Maybe we can help you to replace the soldered device with a socket.
I need my managers to approve this.
Ping me privately if this is a viable option for you.

> 
> Versal uses the same sdhci-of-arasan driver but with some diffences:
> https://xilinx-
> wiki.atlassian.net/wiki/spaces/A/pages/18842090/SD+controller?responseTo
> ken=4bd005c7902a3dbd9ecb032f02e52ccb
> This particular issue can not be reproduced on that platform.
> 
> It also didn't ever trigger in any of the other platforms I have worked with
> and supported during the last four years (STM32MP1, NXP (iMX8, iMX7,
> iMX6), etc). And we have heard of no customers complaining about upgrade
> issues.
> 
> Being RPMB critical for our security story - device firmware verification and
> upgrade - we would have noticed.
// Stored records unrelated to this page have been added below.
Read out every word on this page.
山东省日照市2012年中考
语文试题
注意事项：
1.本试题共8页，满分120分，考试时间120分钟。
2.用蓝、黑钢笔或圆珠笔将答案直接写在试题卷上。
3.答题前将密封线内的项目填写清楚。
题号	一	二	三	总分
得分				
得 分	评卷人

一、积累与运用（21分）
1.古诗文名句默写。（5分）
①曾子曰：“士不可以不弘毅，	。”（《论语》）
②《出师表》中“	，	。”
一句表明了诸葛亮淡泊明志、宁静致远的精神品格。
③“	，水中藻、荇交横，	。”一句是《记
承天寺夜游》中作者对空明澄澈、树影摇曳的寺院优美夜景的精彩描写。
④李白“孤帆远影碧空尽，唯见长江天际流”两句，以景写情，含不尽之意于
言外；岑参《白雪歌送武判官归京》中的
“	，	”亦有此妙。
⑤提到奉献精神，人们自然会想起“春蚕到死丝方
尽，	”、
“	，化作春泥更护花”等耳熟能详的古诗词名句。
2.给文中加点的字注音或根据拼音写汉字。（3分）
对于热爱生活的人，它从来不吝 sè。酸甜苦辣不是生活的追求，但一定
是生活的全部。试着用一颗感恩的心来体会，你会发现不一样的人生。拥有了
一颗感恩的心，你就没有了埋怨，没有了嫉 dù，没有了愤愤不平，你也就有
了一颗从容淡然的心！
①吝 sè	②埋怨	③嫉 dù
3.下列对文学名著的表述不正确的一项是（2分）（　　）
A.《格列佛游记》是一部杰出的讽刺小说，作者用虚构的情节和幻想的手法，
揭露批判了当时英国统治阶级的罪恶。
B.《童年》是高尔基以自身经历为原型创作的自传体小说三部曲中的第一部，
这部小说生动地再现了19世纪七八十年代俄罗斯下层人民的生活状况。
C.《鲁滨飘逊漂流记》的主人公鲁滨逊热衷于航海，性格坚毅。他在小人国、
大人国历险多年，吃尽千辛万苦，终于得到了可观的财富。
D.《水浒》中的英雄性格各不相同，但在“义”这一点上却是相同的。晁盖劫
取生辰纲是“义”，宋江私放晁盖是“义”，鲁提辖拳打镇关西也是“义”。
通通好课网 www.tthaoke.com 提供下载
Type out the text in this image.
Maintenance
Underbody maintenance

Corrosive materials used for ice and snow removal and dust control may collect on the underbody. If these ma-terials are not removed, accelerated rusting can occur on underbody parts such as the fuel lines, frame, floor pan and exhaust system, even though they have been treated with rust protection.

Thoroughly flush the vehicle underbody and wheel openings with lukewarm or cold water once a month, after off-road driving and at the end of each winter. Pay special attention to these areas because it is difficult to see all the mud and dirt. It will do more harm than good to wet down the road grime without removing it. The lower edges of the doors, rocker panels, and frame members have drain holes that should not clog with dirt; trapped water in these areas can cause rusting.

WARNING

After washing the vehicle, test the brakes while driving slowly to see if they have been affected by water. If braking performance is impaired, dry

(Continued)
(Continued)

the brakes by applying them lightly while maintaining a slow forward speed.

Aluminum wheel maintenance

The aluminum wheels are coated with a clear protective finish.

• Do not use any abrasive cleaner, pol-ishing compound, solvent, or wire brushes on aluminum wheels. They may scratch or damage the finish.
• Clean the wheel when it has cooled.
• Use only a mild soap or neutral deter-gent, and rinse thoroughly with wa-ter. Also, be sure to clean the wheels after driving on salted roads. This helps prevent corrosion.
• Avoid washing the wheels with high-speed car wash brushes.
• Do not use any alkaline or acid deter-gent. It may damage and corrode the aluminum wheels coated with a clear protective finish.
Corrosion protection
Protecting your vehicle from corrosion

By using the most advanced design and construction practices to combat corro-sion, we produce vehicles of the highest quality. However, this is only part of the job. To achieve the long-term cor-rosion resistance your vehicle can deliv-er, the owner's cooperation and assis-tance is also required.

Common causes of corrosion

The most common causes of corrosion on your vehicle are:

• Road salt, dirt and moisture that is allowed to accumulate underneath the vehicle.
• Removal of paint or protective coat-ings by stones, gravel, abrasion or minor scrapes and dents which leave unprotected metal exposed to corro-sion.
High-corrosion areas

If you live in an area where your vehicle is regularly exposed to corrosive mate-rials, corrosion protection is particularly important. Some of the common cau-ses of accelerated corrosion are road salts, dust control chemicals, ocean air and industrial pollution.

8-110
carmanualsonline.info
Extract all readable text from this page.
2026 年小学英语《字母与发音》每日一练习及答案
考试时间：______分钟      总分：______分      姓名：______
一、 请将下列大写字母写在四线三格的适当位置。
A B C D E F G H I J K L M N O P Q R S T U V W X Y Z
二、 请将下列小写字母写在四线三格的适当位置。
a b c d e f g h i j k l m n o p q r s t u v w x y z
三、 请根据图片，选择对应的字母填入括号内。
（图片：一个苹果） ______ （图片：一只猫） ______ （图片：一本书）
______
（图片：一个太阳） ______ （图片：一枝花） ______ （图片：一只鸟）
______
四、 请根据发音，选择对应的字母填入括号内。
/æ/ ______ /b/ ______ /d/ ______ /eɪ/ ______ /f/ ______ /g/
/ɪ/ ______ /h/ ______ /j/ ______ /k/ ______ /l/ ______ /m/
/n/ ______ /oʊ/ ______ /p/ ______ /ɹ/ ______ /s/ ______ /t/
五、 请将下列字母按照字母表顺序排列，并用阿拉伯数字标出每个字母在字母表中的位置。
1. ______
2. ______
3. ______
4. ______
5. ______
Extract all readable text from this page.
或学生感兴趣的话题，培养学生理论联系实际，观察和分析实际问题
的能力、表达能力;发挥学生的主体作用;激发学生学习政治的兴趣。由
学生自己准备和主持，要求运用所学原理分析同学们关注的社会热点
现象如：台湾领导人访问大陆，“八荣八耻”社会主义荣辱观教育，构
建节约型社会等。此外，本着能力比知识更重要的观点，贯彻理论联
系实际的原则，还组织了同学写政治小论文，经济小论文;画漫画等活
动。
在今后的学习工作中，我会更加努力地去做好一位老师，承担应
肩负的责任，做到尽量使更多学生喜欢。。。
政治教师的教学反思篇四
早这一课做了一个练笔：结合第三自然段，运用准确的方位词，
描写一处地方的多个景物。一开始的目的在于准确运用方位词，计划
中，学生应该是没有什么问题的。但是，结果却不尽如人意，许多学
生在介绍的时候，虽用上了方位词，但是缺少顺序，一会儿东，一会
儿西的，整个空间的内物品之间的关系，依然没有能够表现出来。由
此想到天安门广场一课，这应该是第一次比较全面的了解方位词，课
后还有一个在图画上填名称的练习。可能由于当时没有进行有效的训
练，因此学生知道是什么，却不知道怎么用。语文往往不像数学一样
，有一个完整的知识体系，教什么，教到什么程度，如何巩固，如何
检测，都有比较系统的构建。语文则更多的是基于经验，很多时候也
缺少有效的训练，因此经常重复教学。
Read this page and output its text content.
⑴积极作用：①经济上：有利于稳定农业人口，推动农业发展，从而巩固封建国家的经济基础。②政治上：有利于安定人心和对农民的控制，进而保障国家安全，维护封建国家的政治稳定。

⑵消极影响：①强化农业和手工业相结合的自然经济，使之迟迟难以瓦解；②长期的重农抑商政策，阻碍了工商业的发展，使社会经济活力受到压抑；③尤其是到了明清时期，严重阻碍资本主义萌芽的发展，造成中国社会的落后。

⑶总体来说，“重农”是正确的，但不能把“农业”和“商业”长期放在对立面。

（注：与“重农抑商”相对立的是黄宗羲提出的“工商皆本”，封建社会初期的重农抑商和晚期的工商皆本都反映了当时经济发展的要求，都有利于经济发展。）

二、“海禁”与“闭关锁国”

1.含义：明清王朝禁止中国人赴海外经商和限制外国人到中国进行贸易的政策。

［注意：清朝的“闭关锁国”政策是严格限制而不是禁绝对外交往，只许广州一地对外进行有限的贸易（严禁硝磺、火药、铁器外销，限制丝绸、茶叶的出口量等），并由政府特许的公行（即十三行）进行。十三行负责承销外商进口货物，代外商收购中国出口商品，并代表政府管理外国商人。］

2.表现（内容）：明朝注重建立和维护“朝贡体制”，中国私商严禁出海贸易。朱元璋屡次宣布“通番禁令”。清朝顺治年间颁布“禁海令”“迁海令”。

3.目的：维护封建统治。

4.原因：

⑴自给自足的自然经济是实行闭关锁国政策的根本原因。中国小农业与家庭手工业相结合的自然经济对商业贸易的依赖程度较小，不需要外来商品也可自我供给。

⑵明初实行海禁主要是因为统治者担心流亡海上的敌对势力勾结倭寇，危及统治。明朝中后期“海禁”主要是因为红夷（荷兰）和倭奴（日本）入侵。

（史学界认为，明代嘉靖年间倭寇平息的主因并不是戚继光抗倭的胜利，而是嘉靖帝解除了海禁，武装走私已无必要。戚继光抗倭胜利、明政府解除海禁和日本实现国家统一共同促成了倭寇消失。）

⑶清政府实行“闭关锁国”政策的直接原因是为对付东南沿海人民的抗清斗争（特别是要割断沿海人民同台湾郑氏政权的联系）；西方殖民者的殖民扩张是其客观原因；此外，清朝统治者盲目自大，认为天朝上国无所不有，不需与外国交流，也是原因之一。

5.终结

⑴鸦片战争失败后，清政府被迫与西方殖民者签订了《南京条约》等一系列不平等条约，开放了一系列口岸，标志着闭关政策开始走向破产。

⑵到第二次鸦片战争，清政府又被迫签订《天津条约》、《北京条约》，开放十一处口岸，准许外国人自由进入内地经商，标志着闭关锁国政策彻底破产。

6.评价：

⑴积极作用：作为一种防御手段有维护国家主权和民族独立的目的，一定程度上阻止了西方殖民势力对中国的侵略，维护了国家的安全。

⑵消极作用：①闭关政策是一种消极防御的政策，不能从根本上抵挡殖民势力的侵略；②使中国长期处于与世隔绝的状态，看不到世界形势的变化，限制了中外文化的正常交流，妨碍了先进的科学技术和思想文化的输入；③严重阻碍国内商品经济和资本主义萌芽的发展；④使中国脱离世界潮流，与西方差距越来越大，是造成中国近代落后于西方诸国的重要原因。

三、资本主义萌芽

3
So this one is the first time we have had
> troubles accessing RPMB - incidentally blocking a product launch and causing
> a bit of pain.
> https://docs.foundries.io/latest/reference-manual/security/secure-
> machines.html?highlight=rpmb#accessing-secure-storage
> 
> We could carry the patch internally (it seems harmless after all the testing
> done) but I'd much rather land it upstream if possible.
Agreed.

Thanks,
Avri
> 
> >
> > Thanks a lot for fixing this,
> > Avri
> 
> thanks everyone for the support.
> 
> >
> > (btw - yes - our manufacturer id is 0x45 - it is set differently in
> > the mmc driver for historic reasons - Thank you for adding this.)
> >
> > >
> > >
> > > >
> > > > >
> > >
> >